Less than two weeks after being sworn in as governor, and still in the midst of a frigid winter, the National Weather Service was suddenly predicting a huge winter storm to hit West Virginia. Emergency announcements were being made on the radio stations. The new governor went on the air and warned everyone on that Friday afternoon that a blizzard was coming from the west. It was going to be worse than the infamous Thanksgiving 1950 storm that us kids had heard our parents tell such tall tales about.

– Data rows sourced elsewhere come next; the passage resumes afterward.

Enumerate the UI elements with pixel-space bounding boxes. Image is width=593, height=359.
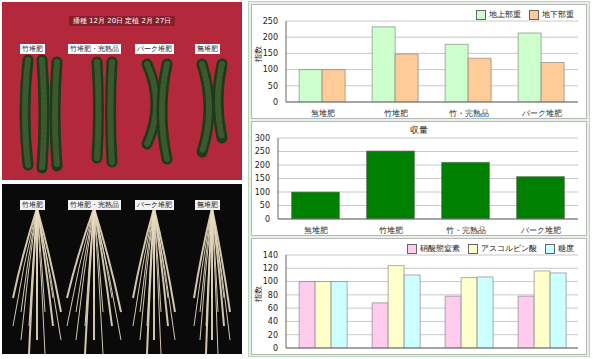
svg-text:300: 300: [255, 134, 270, 143]
svg-text:200: 200: [263, 33, 278, 42]
svg-text:0: 0: [273, 344, 278, 353]
svg-text:0: 0: [265, 215, 270, 224]
svg-text:250: 250: [255, 147, 270, 156]
svg-text:バーク堆肥: バーク堆肥: [520, 226, 561, 235]
svg-text:竹堆肥: 竹堆肥: [384, 109, 408, 118]
svg-text:50: 50: [268, 82, 278, 91]
svg-text:100: 100: [263, 277, 278, 286]
html-text:竹堆肥・完熟品: 竹堆肥・完熟品: [70, 45, 119, 53]
svg-text:200: 200: [255, 161, 270, 170]
svg-text:250: 250: [263, 17, 278, 26]
svg-text:80: 80: [268, 291, 278, 300]
html-text:収量: 収量: [410, 125, 428, 135]
svg-text:無堆肥: 無堆肥: [304, 226, 328, 235]
svg-text:120: 120: [263, 264, 278, 273]
svg-text:竹・完熟品: 竹・完熟品: [446, 226, 486, 235]
html-text:硝酸態窒素: 硝酸態窒素: [420, 244, 460, 253]
svg-text:竹・完熟品: 竹・完熟品: [449, 109, 489, 118]
svg-text:無堆肥: 無堆肥: [311, 109, 335, 118]
html-text:地下部重: 地下部重: [542, 10, 574, 19]
html-text:無堆肥: 無堆肥: [196, 201, 218, 209]
html-text:無堆肥: 無堆肥: [196, 45, 218, 53]
svg-text:指数: 指数: [254, 286, 263, 303]
html-text:糖度: 糖度: [558, 244, 574, 253]
svg-text:50: 50: [260, 201, 270, 210]
html-text:バーク堆肥: バーク堆肥: [136, 45, 172, 53]
svg-text:100: 100: [255, 188, 270, 197]
html-text:竹堆肥: 竹堆肥: [21, 45, 43, 53]
svg-text:150: 150: [255, 174, 270, 183]
html-text:播種 12月 20日 定植 2月 27日: 播種 12月 20日 定植 2月 27日: [72, 17, 172, 25]
svg-text:20: 20: [268, 331, 278, 340]
svg-text:140: 140: [263, 251, 278, 260]
html-text:バーク堆肥: バーク堆肥: [136, 201, 172, 209]
svg-text:0: 0: [273, 98, 278, 107]
svg-text:バーク堆肥: バーク堆肥: [521, 109, 562, 118]
svg-text:60: 60: [268, 304, 278, 313]
html-text:竹堆肥: 竹堆肥: [21, 201, 43, 209]
svg-text:150: 150: [263, 49, 278, 58]
html-text:地上部重: 地上部重: [489, 10, 521, 19]
html-text:アスコルビン酸: アスコルビン酸: [481, 244, 537, 253]
svg-text:100: 100: [263, 65, 278, 74]
svg-text:40: 40: [268, 317, 278, 326]
svg-text:竹堆肥: 竹堆肥: [379, 226, 403, 235]
svg-text:指数: 指数: [254, 46, 263, 63]
html-text:竹堆肥・完熟品: 竹堆肥・完熟品: [70, 201, 119, 209]
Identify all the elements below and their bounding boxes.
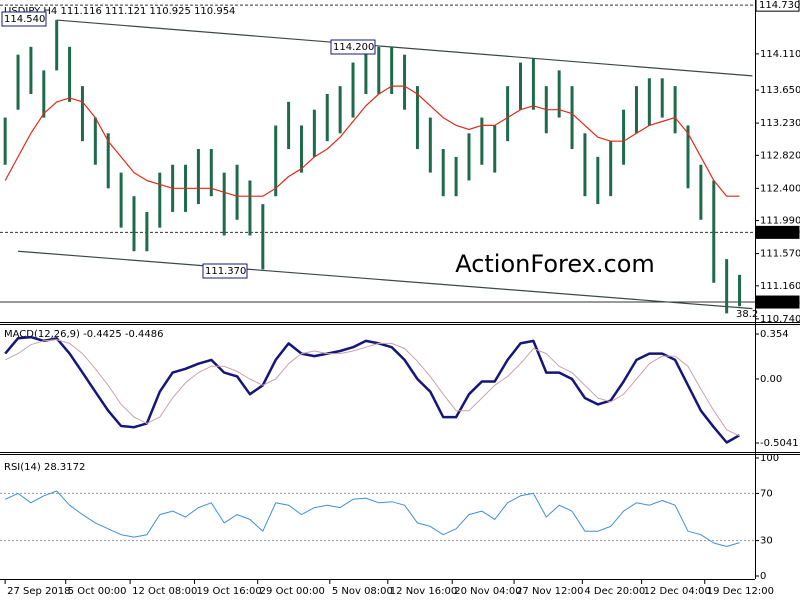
annotation-box (202, 263, 248, 279)
y-tick-label: 0 (760, 571, 766, 582)
y-tick-label: 100 (760, 453, 779, 464)
annotation: 114.200 (333, 42, 374, 53)
moving-average (4, 85, 740, 197)
y-tick-label: -0.5041 (760, 438, 799, 449)
x-tick-label: 19 Oct 16:00 (197, 586, 262, 597)
y-tick-label: 30 (760, 536, 773, 547)
x-tick-label: 4 Dec 20:00 (584, 586, 645, 597)
x-tick-label: 12 Dec 04:00 (644, 586, 711, 597)
annotation: 114.540 (4, 14, 45, 25)
level-label-box (755, 225, 800, 239)
y-tick-label: 113.230 (760, 118, 800, 129)
x-tick-label: 27 Sep 2018 (7, 586, 70, 597)
indicator-line (4, 335, 741, 444)
annotation: 38.2 (736, 309, 758, 320)
x-tick-label: 5 Nov 08:00 (332, 586, 393, 597)
y-tick-label: 112.820 (760, 150, 800, 161)
y-tick-label: 70 (760, 488, 773, 499)
panel-title: USDJPY,H4 111.116 111.121 110.925 110.95… (4, 6, 235, 17)
annotation: 111.370 (205, 266, 246, 277)
x-tick-label: 19 Dec 12:00 (707, 586, 774, 597)
y-tick-label: 114.110 (760, 49, 800, 60)
x-tick-label: 12 Oct 08:00 (132, 586, 197, 597)
panel-title: MACD(12,26,9) -0.4425 -0.4486 (4, 329, 164, 340)
x-tick-label: 29 Oct 00:00 (260, 586, 325, 597)
y-tick-label: 112.400 (760, 183, 800, 194)
annotation-box (1, 11, 47, 27)
x-tick-label: 20 Nov 04:00 (454, 586, 521, 597)
level-label-box (755, 0, 800, 12)
y-tick-label: 111.990 (760, 216, 800, 227)
level-label-box (755, 295, 800, 309)
y-tick-label: 111.160 (760, 281, 800, 292)
level-label: 114.730 (759, 0, 800, 11)
x-tick-label: 12 Nov 16:00 (390, 586, 457, 597)
x-tick-label: 5 Oct 00:00 (68, 586, 127, 597)
trendline (56, 19, 753, 77)
panel-title: RSI(14) 28.3172 (4, 462, 85, 473)
y-tick-label: 0.00 (760, 374, 782, 385)
watermark: ActionForex.com (455, 250, 655, 278)
level-label: 111.840 (759, 227, 800, 238)
annotation-box (330, 39, 376, 55)
indicator-line (4, 339, 740, 437)
y-tick-label: 110.740 (760, 314, 800, 325)
indicator-line (4, 490, 740, 547)
y-tick-label: 113.650 (760, 85, 800, 96)
x-tick-label: 27 Nov 12:00 (516, 586, 583, 597)
trendline (17, 250, 753, 310)
level-label: 110.954 (759, 297, 800, 308)
y-tick-label: 111.570 (760, 249, 800, 260)
y-tick-label: 0.354 (760, 329, 789, 340)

My friends in Cox Hall at UC decided we had to prepare for the impending ordeal. Jay S. had a car on campus, and we would make a run to Krogers in Kanawha City. This was not just any car Jay had—it was a 1941 Chevy that we called “Black Beauty.” We gathered monetary contributions before hopping into Black Beauty and heading down MacCorkle Avenue to buy the essentials necessary for a guys' dorm—beer and snacks. However, former Boy Scouts Eric F. and Roger B. insisted that we also needed to get some survival food. Besides normal party essentials like bags of potato chips and pretzels, canned goods like Spam and pork & beans had to be added to our shopping list, since we didn't know just how many days (or possibly weeks) we would be snowed in. After all, the governor had declared a state of emergency!

The inside of Krogers that afternoon was crazy. Everyone had heard about the coming blizzard and were stocking up for the inevitable isolation. I have never seen such crisis shopping in my life, as entire shelving units were being depleted. The lines at the checkout were horrendous! It was quite an experience. I remember it any time the television news show similar episodes prior to hurricanes coming ashore.

As we hunkered down in the dorm for the night, we had plenty to party with as the snow started to fall (although we saved the cans of pork & beans and Spam for later when we would need them to survive). We were determined to have a good time as we rode out the storm. We were certain that the next morning would involve attempts just to dig our way out of the doors on the first floor—if that would even be possible.

However, by the time most of us awoke (which was by no means early that Saturday morning), it became apparent that the big blizzard had not lived up to its billing. For all the emergency proclamations by the governor, and for all the madhouse behavior at the grocery store, this supposedly gigantic blizzard was hardly worse than a typical winter snowstorm—it was measured in inches, not feet. The only thing huge about it was the party in Cox Hall the night before.

While we don't remember it for its epic amounts of snow, we will always remember the hype that went into Rockefeller's Blizzard.